Come e fino a quando sia concesso rimediare, è stato chiarito dall’Agenzia delle Entrate con la circolare n. 31/2013 (vedi articolo “Nessun errore è irrimediabile! Anche il Fisco consente di riparare”), dove l’Amministrazione, pur constatando che sia i principi nazionali sia gli Ias/Ifrs permettono di correggere la mancata imputazione di costi e/o ricavi indicandoli nel conto economico o nello stato patrimoniale (per gli Ias/Ifrs adopter) dell’anno di rilevazione della svista, chiarisce i diversi paletti temporali posti dal Fisco, precisando, tra l’altro, che la possibilità per il contribuente di rappresentare l’esistenza di elementi di costo non dedotti in precedenti annualità, è limitata ai soli periodi d’imposta ancora suscettibili di attività accertativa al momento di scadenza dei termini di presentazione della dichiarazione.

Ora, con la risoluzione n. 57/E dell’8 giugno 2015, va oltre, puntualizzando che, a tali fini, è irrilevante l’eventuale presenza di fatti che comportano l’obbligo di denuncia penale, circostanza che fa scattare il raddoppio dei termini per l’accertamento. Quest’intervallo di tempo più ampio è previsto esclusivamente a vantaggio del Fisco, che ha così la possibilità di utilizzare l’esito delle indagini giudiziarie. Concetto già espresso dalla sentenza 247/2011 della Corte costituzionale, secondo la quale la ratio del raddoppio dei termini è “…dotare l’amministrazione finanziaria di un maggior lasso di tempo per acquistare e valutare dati utili a contrastare illeciti tributari”

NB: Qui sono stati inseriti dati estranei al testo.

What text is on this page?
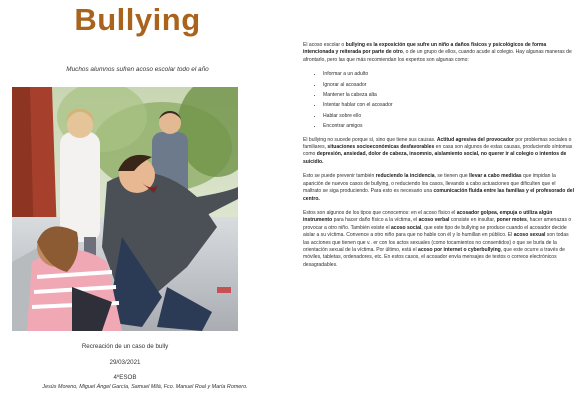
Bullying
Muchos alumnos sufren acoso escolar todo el año
Recreación de un caso de bully
29/03/2021
4ºESOB
Jesús Moreno, Miguel Ángel García, Samuel Milá, Fco. Manuel Roal y María Romero.

El acoso escolar o bullying es la exposición que sufre un niño a daños físicos y psicológicos de forma intencionada y reiterada por parte de otro, o de un grupo de ellos, cuando acude al colegio. Hay algunas maneras de afrontarlo, pero las que más recomiendan los expertos son algunas como:

• Informar a un adulto
• Ignorar al acosador
• Mantener la cabeza alta
• Intentar hablar con el acosador
• Hablar sobre ello
• Encontrar amigos

El bullying no sucede porque sí, sino que tiene sus causas. Actitud agresiva del provocador por problemas sociales o familiares, situaciones socioeconómicas desfavorables en casa son algunos de estas causas, produciendo síntomas como depresión, ansiedad, dolor de cabeza, insomnio, aislamiento social, no querer ir al colegio o intentos de suicidio.

Esto se puede prevenir también reduciendo la incidencia, se tienen que llevar a cabo medidas que impidan la aparición de nuevos casos de bullying, o reduciendo los casos, llevando a cabo actuaciones que dificulten que el maltrato se siga produciendo. Para esto es necesario una comunicación fluida entre las familias y el profesorado del centro.

Estos son algunos de los tipos que conocemos: en el acoso físico el acosador golpea, empuja o utiliza algún instrumento para hacer daño físico a la víctima, el acoso verbal consiste en insultar, poner motes, hacer amenazas o provocar a otro niño. También existe el acoso social, que este tipo de bullying se produce cuando el acosador decide aislar a su víctima. Convence a otro niño para que no hable con él y lo humillan en público. El acoso sexual son todas las acciones que tienen que v.. er con los actos sexuales (como tocamientos no consentidos) o que se burla de la orientación sexual de la víctima. Por último, está el acoso por internet o cyberbullying, que este ocurre a través de móviles, tabletas, ordenadores, etc. En estos casos, el acosador envía mensajes de textos o correos electrónicos desagradables.
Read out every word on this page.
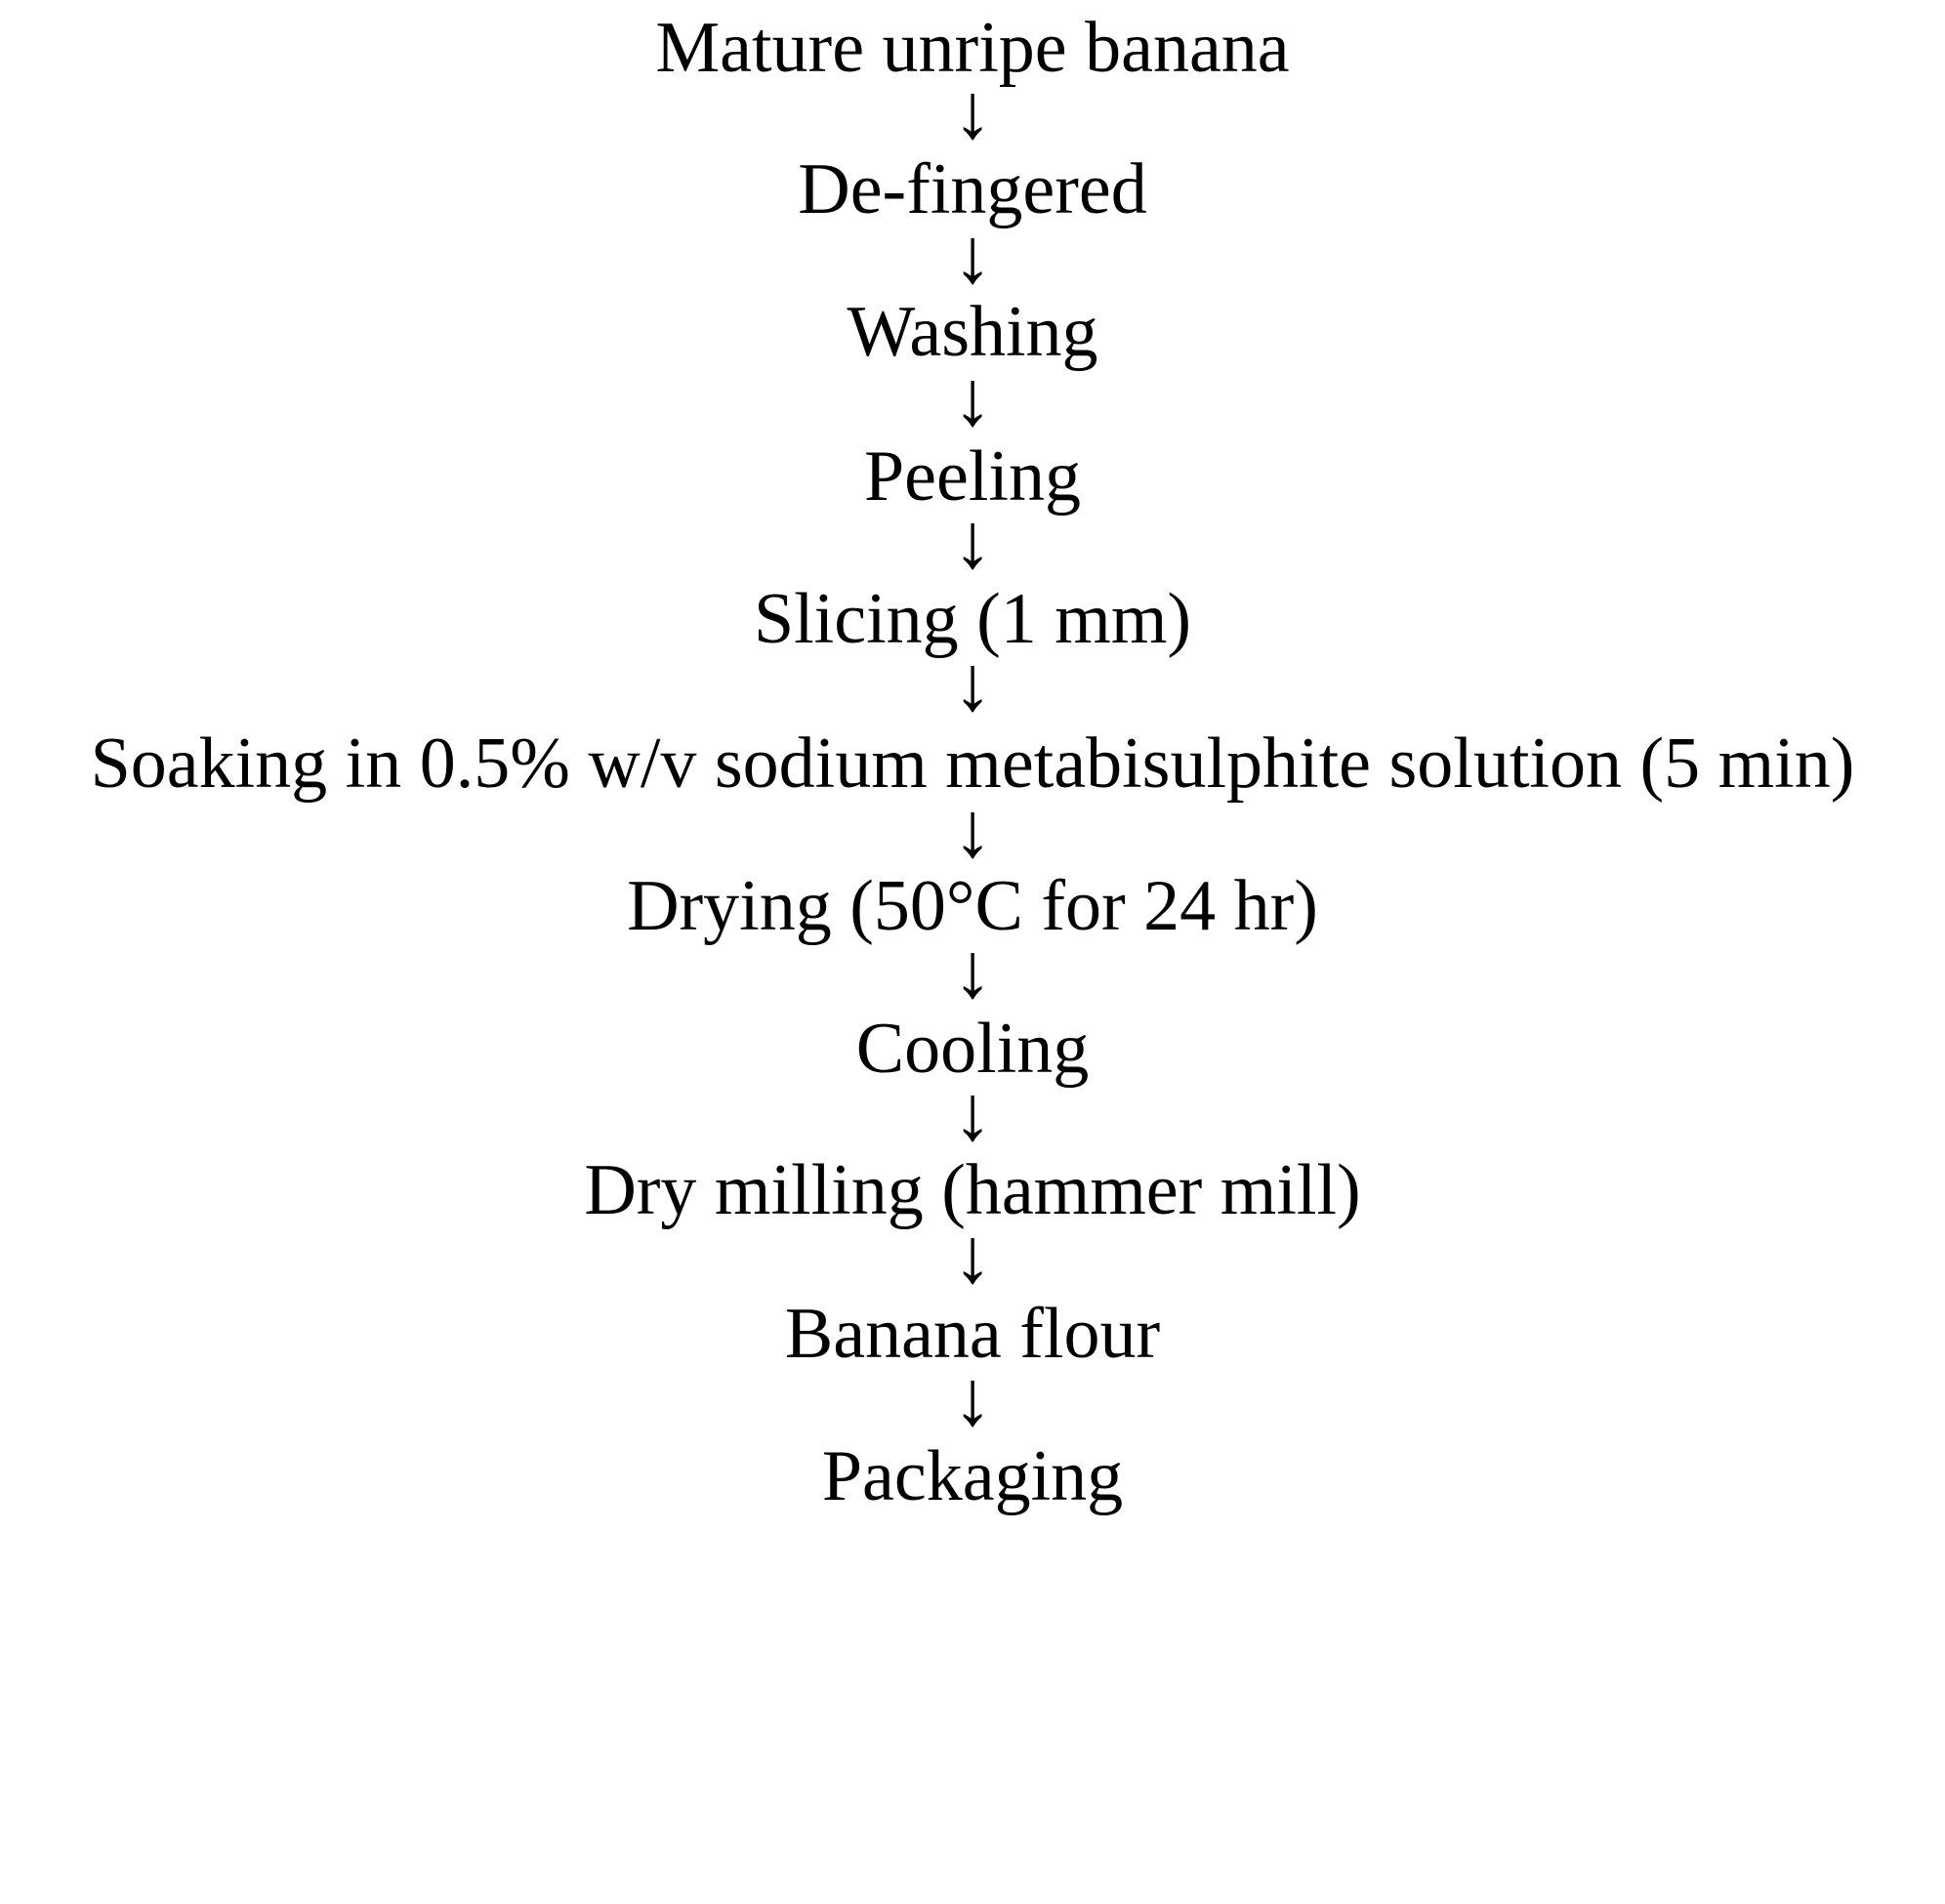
Mature unripe banana
↓
De-fingered
↓
Washing
↓
Peeling
↓
Slicing (1 mm)
↓
Soaking in 0.5% w/v sodium metabisulphite solution (5 min)
↓
Drying (50°C for 24 hr)
↓
Cooling
↓
Dry milling (hammer mill)
↓
Banana flour
↓
Packaging
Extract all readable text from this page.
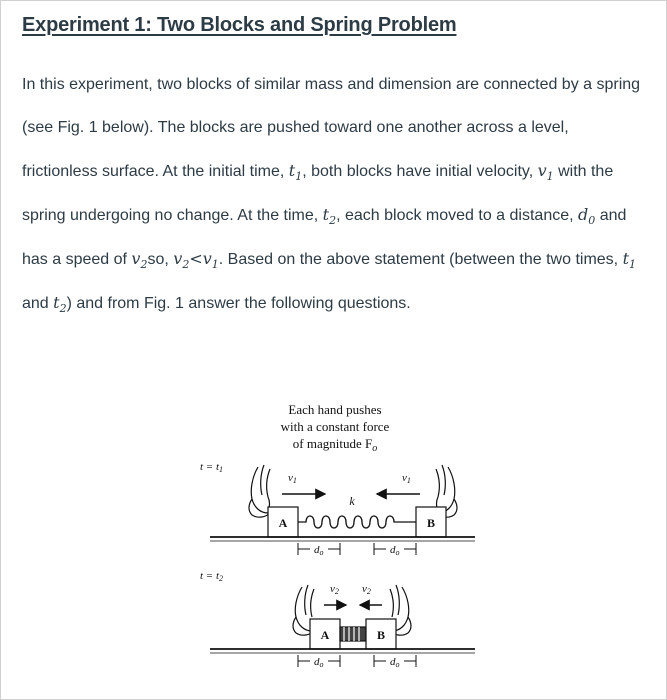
Experiment 1: Two Blocks and Spring Problem
In this experiment, two blocks of similar mass and dimension are connected by a spring (see Fig. 1 below). The blocks are pushed toward one another across a level, frictionless surface. At the initial time, $t_1$, both blocks have initial velocity, $v_1$ with the spring undergoing no change. At the time, $t_2$, each block moved to a distance, $d_0$ and has a speed of $v_2so$, $v_2<v_1$. Based on the above statement (between the two times, $t_1$ and $t_2$) and from Fig. 1 answer the following questions.
Each hand pushes
with a constant force
of magnitude $F_o$
t = t1
v1	v1
k
A	B
do	do
t = t2
v2 v2
A	B
do	do
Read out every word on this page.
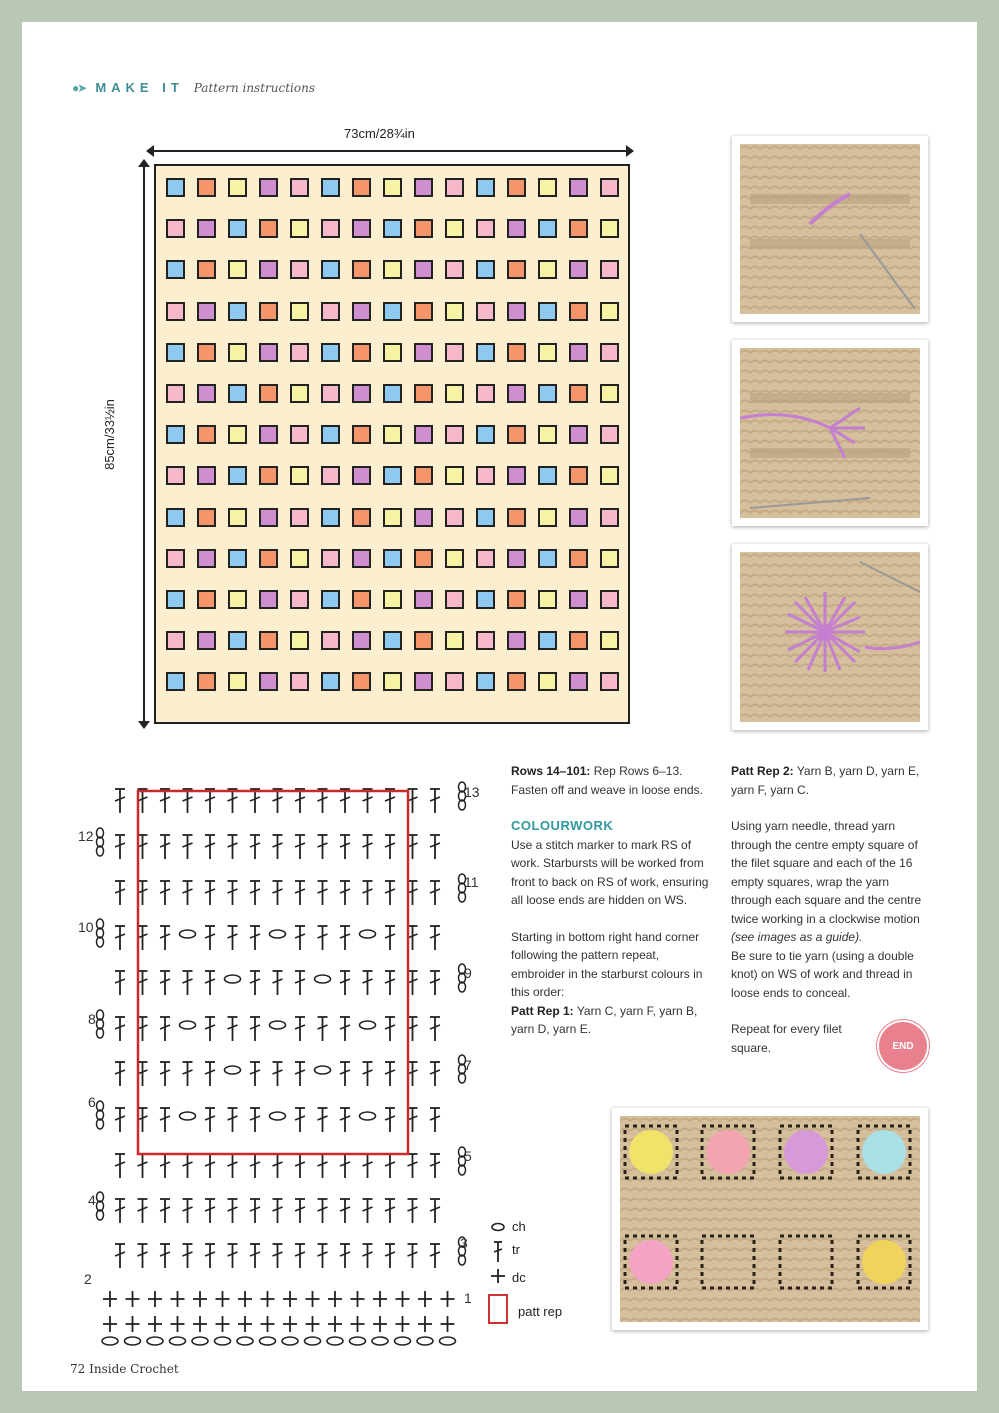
●➤ MAKE IT Pattern instructions
73cm/28¾in
85cm/33½in
12
10
8
6
4
2
13
11
9
7
5
3
1
ch
tr
dc
patt rep
Rows 14–101: Rep Rows 6–13. Fasten off and weave in loose ends.
COLOURWORK
Use a stitch marker to mark RS of work. Starbursts will be worked from front to back on RS of work, ensuring all loose ends are hidden on WS.
Starting in bottom right hand corner following the pattern repeat, embroider in the starburst colours in this order:
Patt Rep 1: Yarn C, yarn F, yarn B, yarn D, yarn E.
Patt Rep 2: Yarn B, yarn D, yarn E, yarn F, yarn C.
Using yarn needle, thread yarn through the centre empty square of the filet square and each of the 16 empty squares, wrap the yarn through each square and the centre twice working in a clockwise motion (see images as a guide).
Be sure to tie yarn (using a double knot) on WS of work and thread in loose ends to conceal.
Repeat for every filet square.	END
72 Inside Crochet
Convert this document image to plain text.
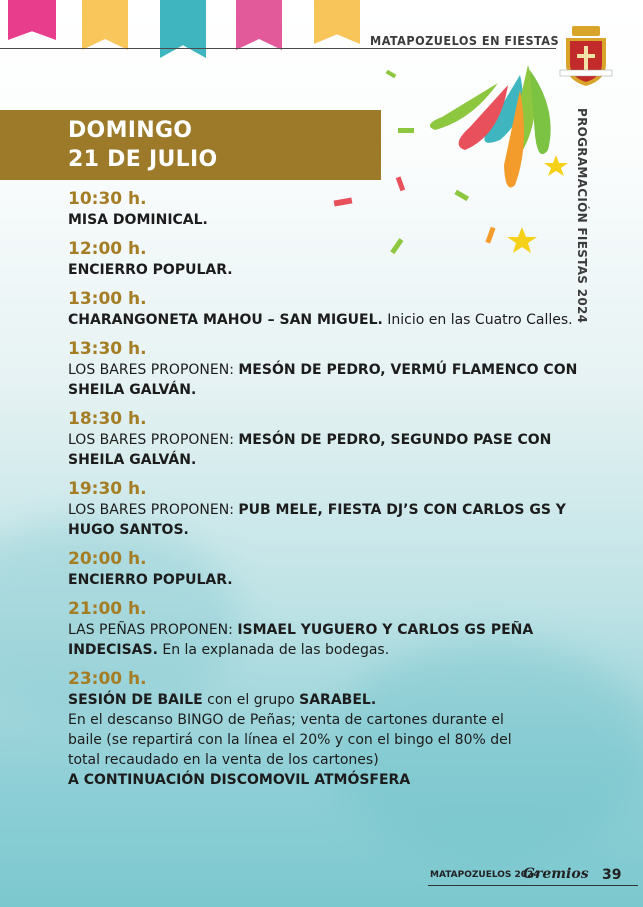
MATAPOZUELOS EN FIESTAS
PROGRAMACIÓN FIESTAS 2024
DOMINGO
21 DE JULIO
10:30 h.
MISA DOMINICAL.
12:00 h.
ENCIERRO POPULAR.
13:00 h.
CHARANGONETA MAHOU – SAN MIGUEL. Inicio en las Cuatro Calles.
13:30 h.
LOS BARES PROPONEN: MESÓN DE PEDRO, VERMÚ FLAMENCO CON
SHEILA GALVÁN.
18:30 h.
LOS BARES PROPONEN: MESÓN DE PEDRO, SEGUNDO PASE CON
SHEILA GALVÁN.
19:30 h.
LOS BARES PROPONEN: PUB MELE, FIESTA DJ’S CON CARLOS GS Y
HUGO SANTOS.
20:00 h.
ENCIERRO POPULAR.
21:00 h.
LAS PEÑAS PROPONEN: ISMAEL YUGUERO Y CARLOS GS PEÑA
INDECISAS. En la explanada de las bodegas.
23:00 h.
SESIÓN DE BAILE con el grupo SARABEL.
En el descanso BINGO de Peñas; venta de cartones durante el
baile (se repartirá con la línea el 20% y con el bingo el 80% del
total recaudado en la venta de los cartones)
A CONTINUACIÓN DISCOMOVIL ATMÓSFERA
MATAPOZUELOS 2024
Gremios 39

Una ratio che non può essere trasferita, per analogia, all’occasione data al contribuente di emendare la propria dichiarazione oltre i termini ordinari (31 dicembre del quarto anno successivo a quello in cui è stata presentata la dichiarazione), anche se prorogati a causa “dell’astratta configurabilità di un reato”. Non avrebbe alcun senso, infatti, concedere al contribuente “un maggior lasso di tempo per acquisire e valutare dati utili a contrastare illeciti tributari”.